Although the DOJ insisted that the ban concerns a medical condition, Hegseth contradicted that assertion again on Sunday on X, formerly Twitter.

“Your agenda is illegals, trans & DEI — all of which are no longer allowed @ DoD,” he wrote in response to a post by the Democratic Party saying he should be out of a job after his second Signal chat leak scandal broke.

At the D.C. Circuit, the government appeared on similarly shaky ground.

Plaintiffs’ attorneys argue that the policy—formally rooted in Executive Order 14183—violates the Fifth Amendment and is steeped in unconstitutional animus. U.S. District Judge Reyes agreed in March, issuing a nationwide preliminary injunction halting the ban and blasting it as “soaked in animus and dripping with pretext.” However, the appeals court on Tuesday signaled that it might limit the injunction’s scope to only the 32 named plaintiffs.

Such a move would abandon thousands of transgender troops in every branch of the military, once again subjecting them to forced separation, canceled enlistments, or concealment.

“This is not a theoretical harm,” Minter told the court. “These are people already serving, already deployed. If the injunction is limited, they’ll have to out themselves, say they’re part of a lawsuit—or be expelled.”

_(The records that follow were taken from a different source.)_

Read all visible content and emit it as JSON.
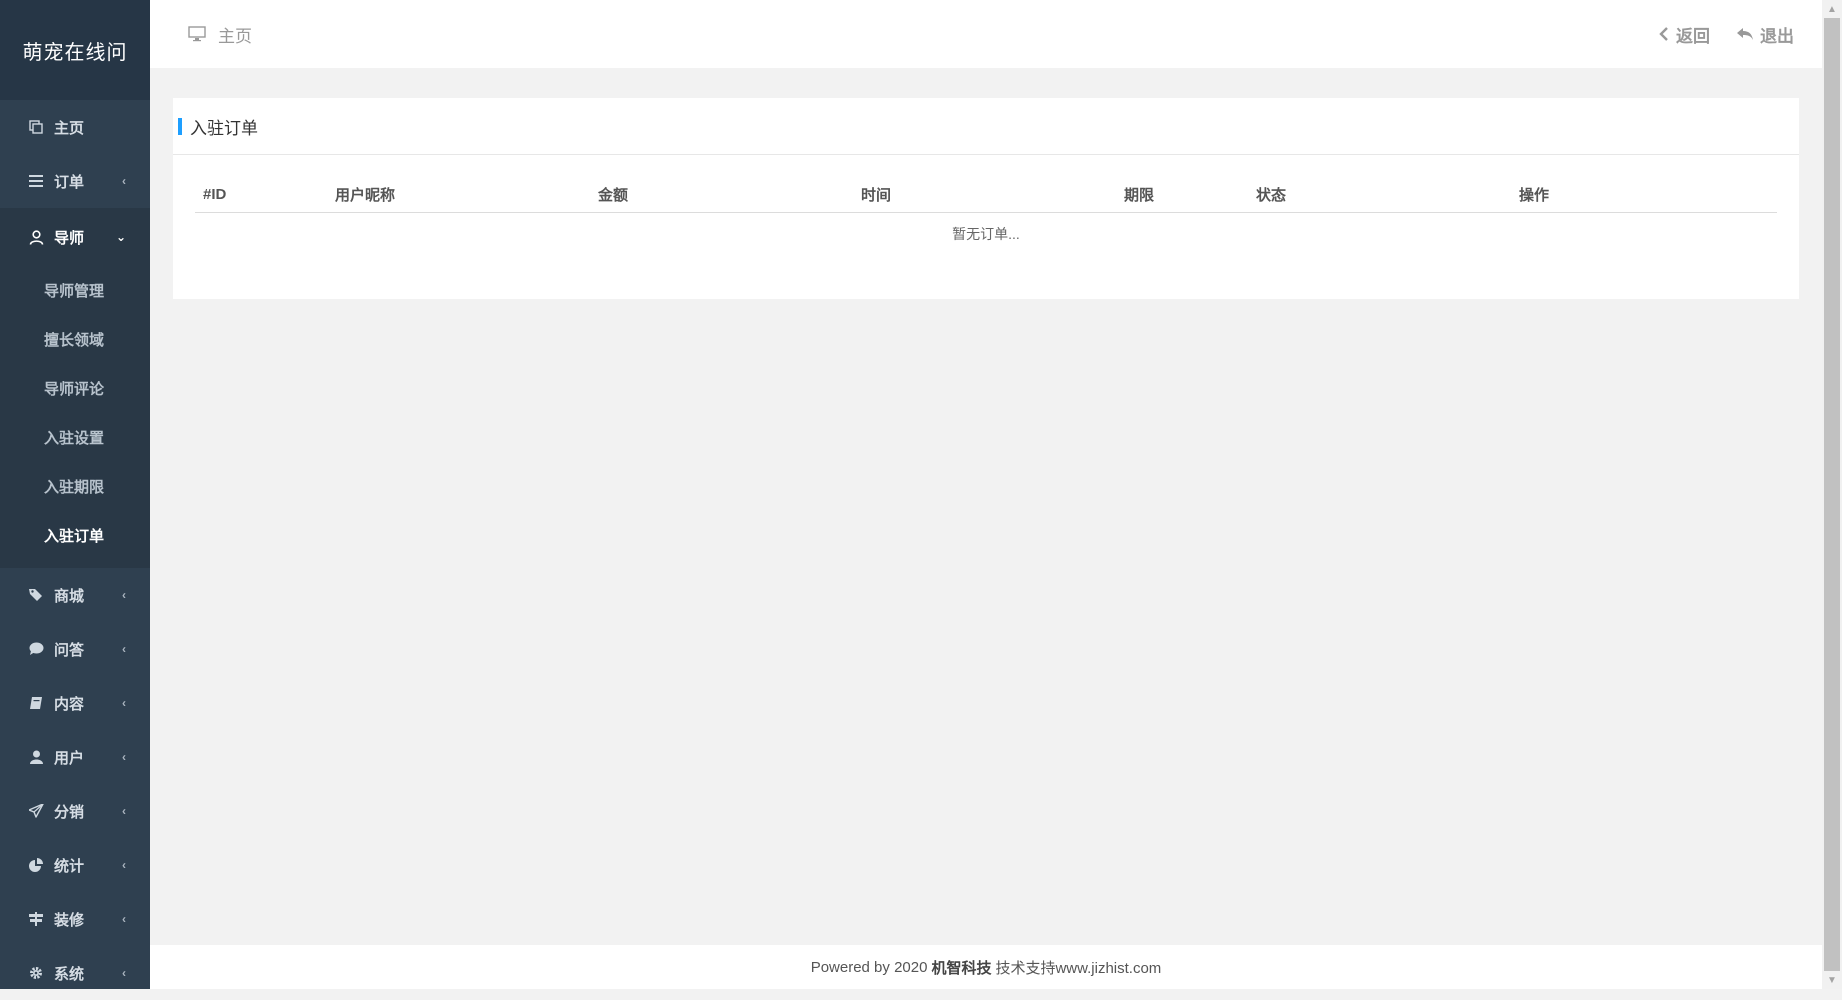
{
  "sidebar": {
    "brand": "萌宠在线问",
    "home": "主页",
    "orders": "订单",
    "mentor": "导师",
    "mentor_sub": [
      "导师管理",
      "擅长领域",
      "导师评论",
      "入驻设置",
      "入驻期限",
      "入驻订单"
    ],
    "rest": [
      "商城",
      "问答",
      "内容",
      "用户",
      "分销",
      "统计",
      "装修",
      "系统"
    ]
  },
  "topbar": {
    "breadcrumb": "主页",
    "back": "返回",
    "logout": "退出"
  },
  "panel": {
    "title": "入驻订单",
    "columns": [
      "#ID",
      "用户昵称",
      "金额",
      "时间",
      "期限",
      "状态",
      "操作"
    ],
    "empty_text": "暂无订单..."
  },
  "footer": {
    "prefix": "Powered by 2020",
    "company": "机智科技",
    "suffix": "技术支持www.jizhist.com"
  },
  "colors": {
    "sidebar_bg": "#2f4050",
    "accent": "#1e9fff",
    "background": "#f2f2f2"
  }
}
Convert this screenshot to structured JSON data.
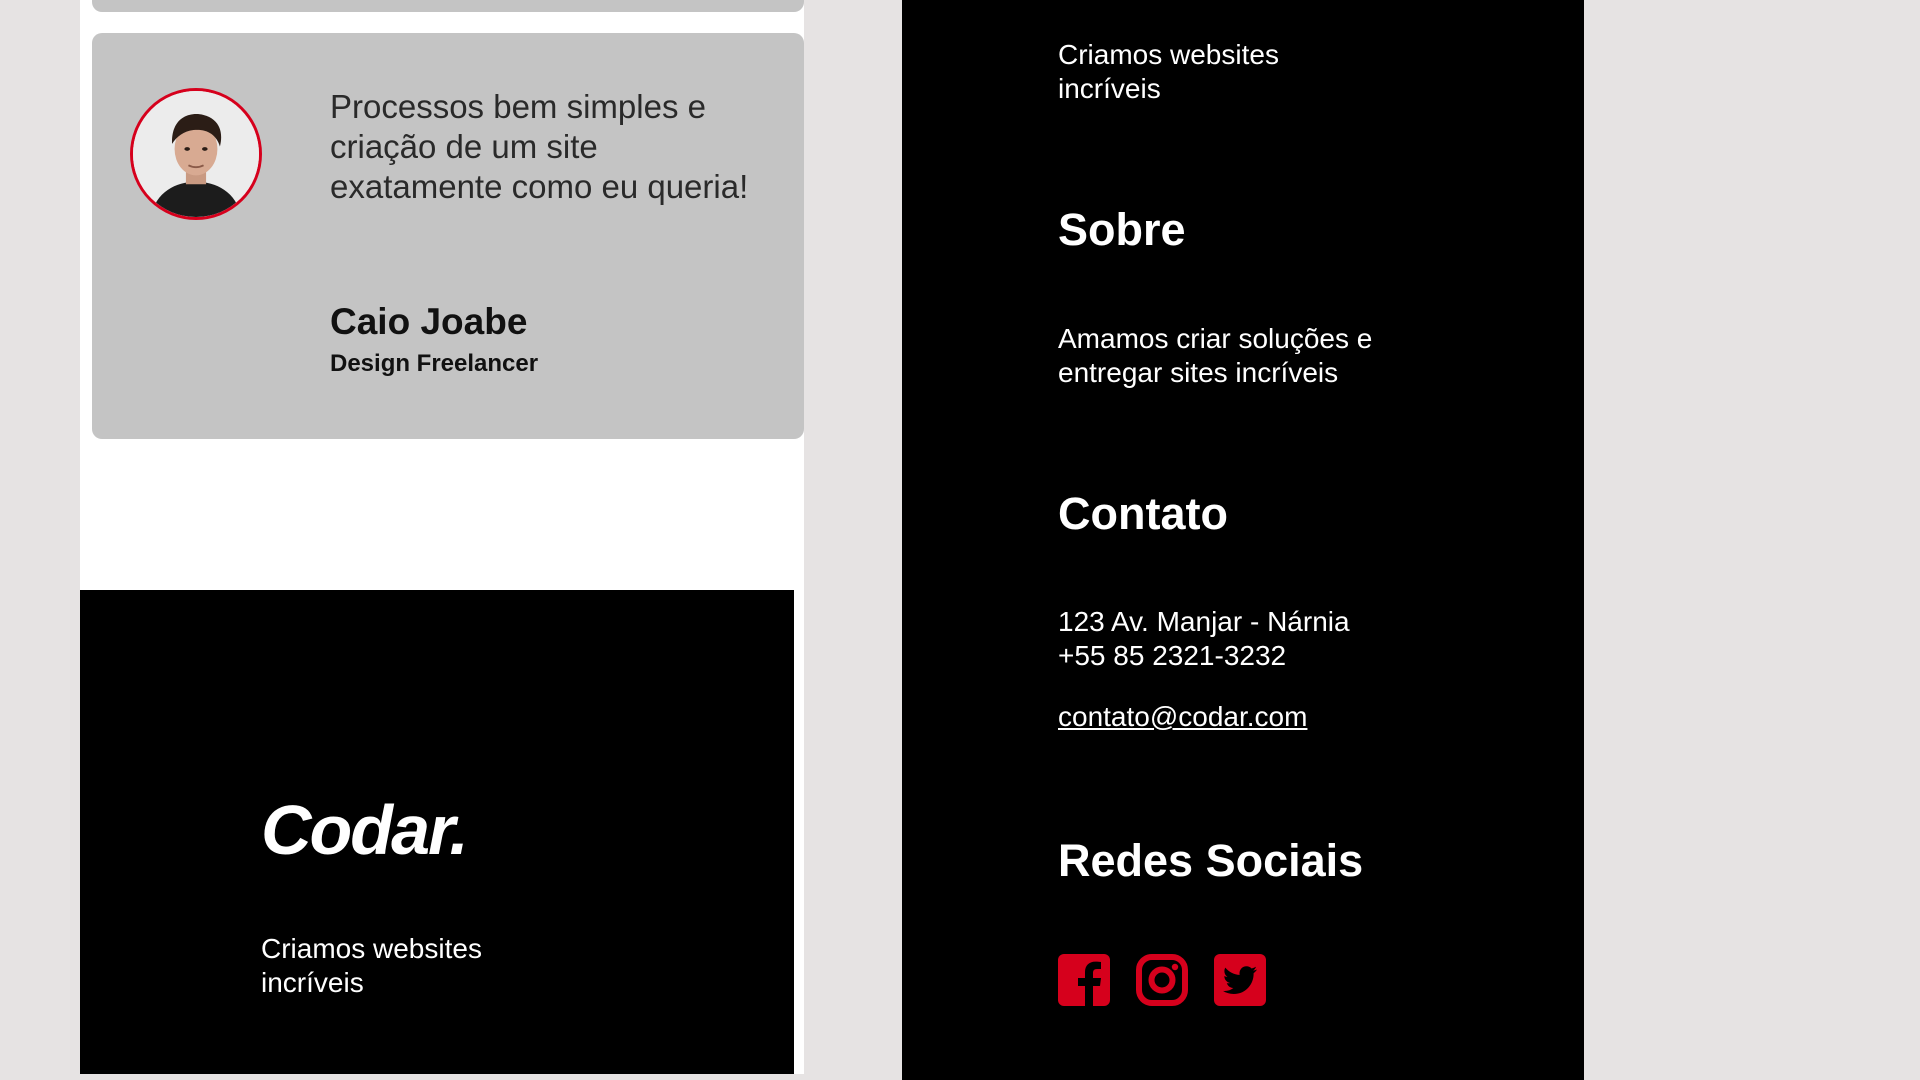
{
  "testimonial": {
    "quote": "Processos bem simples e criação de um site exatamente como eu queria!",
    "name": "Caio Joabe",
    "role": "Design Freelancer"
  },
  "left_footer": {
    "logo": "Codar.",
    "tagline": "Criamos websites incríveis"
  },
  "right_footer": {
    "tagline": "Criamos websites incríveis",
    "about_title": "Sobre",
    "about_text": "Amamos criar soluções e entregar sites incríveis",
    "contact_title": "Contato",
    "address": "123 Av. Manjar - Nárnia",
    "phone": "+55 85 2321-3232",
    "email": "contato@codar.com",
    "social_title": "Redes Sociais"
  },
  "social_icons": [
    "facebook-icon",
    "instagram-icon",
    "twitter-icon"
  ],
  "colors": {
    "accent": "#d6001c",
    "card_bg": "#c4c4c4",
    "page_bg": "#e6e3e3",
    "footer_bg": "#000000"
  }
}
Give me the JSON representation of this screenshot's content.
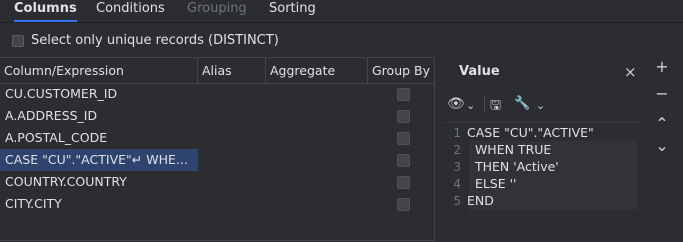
{
  "tabs": [
    {
      "label": "Columns",
      "state": "active"
    },
    {
      "label": "Conditions",
      "state": "normal"
    },
    {
      "label": "Grouping",
      "state": "disabled"
    },
    {
      "label": "Sorting",
      "state": "normal"
    }
  ],
  "distinct": {
    "label": "Select only unique records (DISTINCT)",
    "checked": false
  },
  "grid": {
    "headers": [
      "Column/Expression",
      "Alias",
      "Aggregate",
      "Group By"
    ],
    "rows": [
      {
        "expression": "CU.CUSTOMER_ID",
        "selected": false
      },
      {
        "expression": "A.ADDRESS_ID",
        "selected": false
      },
      {
        "expression": "A.POSTAL_CODE",
        "selected": false
      },
      {
        "expression": "CASE \"CU\".\"ACTIVE\"↵   WHE...",
        "selected": true
      },
      {
        "expression": "COUNTRY.COUNTRY",
        "selected": false
      },
      {
        "expression": "CITY.CITY",
        "selected": false
      }
    ]
  },
  "value_panel": {
    "title": "Value",
    "close_icon": "×",
    "toolbar": {
      "eye_icon": "👁",
      "chevron": "⌄",
      "save_icon": "🖫",
      "wrench_icon": "🔧"
    },
    "lines": [
      {
        "num": "1",
        "text": "CASE \"CU\".\"ACTIVE\""
      },
      {
        "num": "2",
        "text": "  WHEN TRUE"
      },
      {
        "num": "3",
        "text": "  THEN 'Active'"
      },
      {
        "num": "4",
        "text": "  ELSE ''"
      },
      {
        "num": "5",
        "text": "END"
      }
    ]
  },
  "side_buttons": {
    "add": "+",
    "remove": "−",
    "up": "⌃",
    "down": "⌄"
  },
  "colors": {
    "background": "#2b2d30",
    "selection": "#2e436e",
    "accent": "#3574f0"
  }
}
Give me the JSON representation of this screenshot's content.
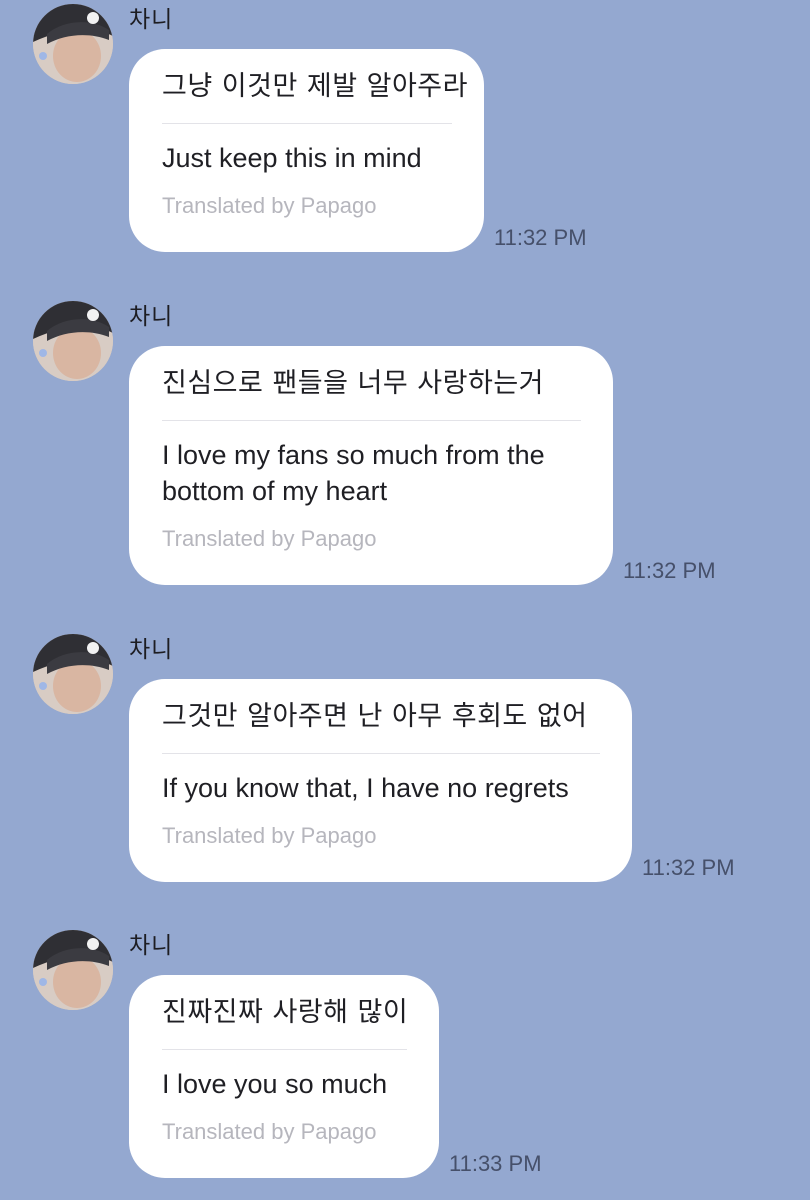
{
  "messages": [
    {
      "sender": "차니",
      "original": "그냥 이것만 제발 알아주라",
      "translation": "Just keep this in mind",
      "translated_by": "Translated by Papago",
      "time": "11:32 PM"
    },
    {
      "sender": "차니",
      "original": "진심으로 팬들을 너무 사랑하는거",
      "translation": "I love my fans so much from the bottom of my heart",
      "translated_by": "Translated by Papago",
      "time": "11:32 PM"
    },
    {
      "sender": "차니",
      "original": "그것만 알아주면 난 아무 후회도 없어",
      "translation": "If you know that, I have no regrets",
      "translated_by": "Translated by Papago",
      "time": "11:32 PM"
    },
    {
      "sender": "차니",
      "original": "진짜진짜 사랑해 많이",
      "translation": "I love you so much",
      "translated_by": "Translated by Papago",
      "time": "11:33 PM"
    }
  ],
  "colors": {
    "background": "#94a8d0",
    "bubble": "#ffffff",
    "translated_by": "#b6b6bd",
    "timestamp": "#46506a"
  },
  "icons": {
    "avatar": "profile-photo"
  }
}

After the hearing, Minter told The Advocate the DOJ’s fallback argument—that animus doesn’t matter if the government also has “some good reasons”—was “extraordinary” and dangerous. “They’re not disputing that the policy is based on animus,” he said. “They’re just saying it doesn’t matter. That’s not the law.”

The Trump administration has already suffered a similar defeat across the country. Last week, the 9th U.S. Circuit Court of Appeals upheld an injunction in Emily Shilling v. United States, a parallel case out of Washington state. There, U.S. District Judge Benjamin Settle found no credible evidence that inclusive service harmed the military, writing, “Any evidence that such service over the past four years harmed any of the military’s inarguably critical aims would be front and center. But there is none.”

In both Talbott and Shilling, courts have so far agreed: Transgender people meet military standards, and targeting them serves no legitimate purpose.

In D.C., even Katsas—typically aligned with government deference—questioned the policy’s internal logic. “What sense does it make to make it harder to stay in than to get in?” he asked, pointing to the stricter retention standards compared to accession.

The court’s decision will be pivotal, especially on whether to uphold Reyes’ nationwide injunction. For plaintiffs like Army Reserve Second Lt. Nic Talbott, who has fought to serve for nearly a decade, it’s personal.

“I can’t even describe how much I enjoy my time in uniform,” Talbott told The Advocate in March. “If the court does issue an injunction, it’ll be a huge sigh of relief—but the fight will not be over.”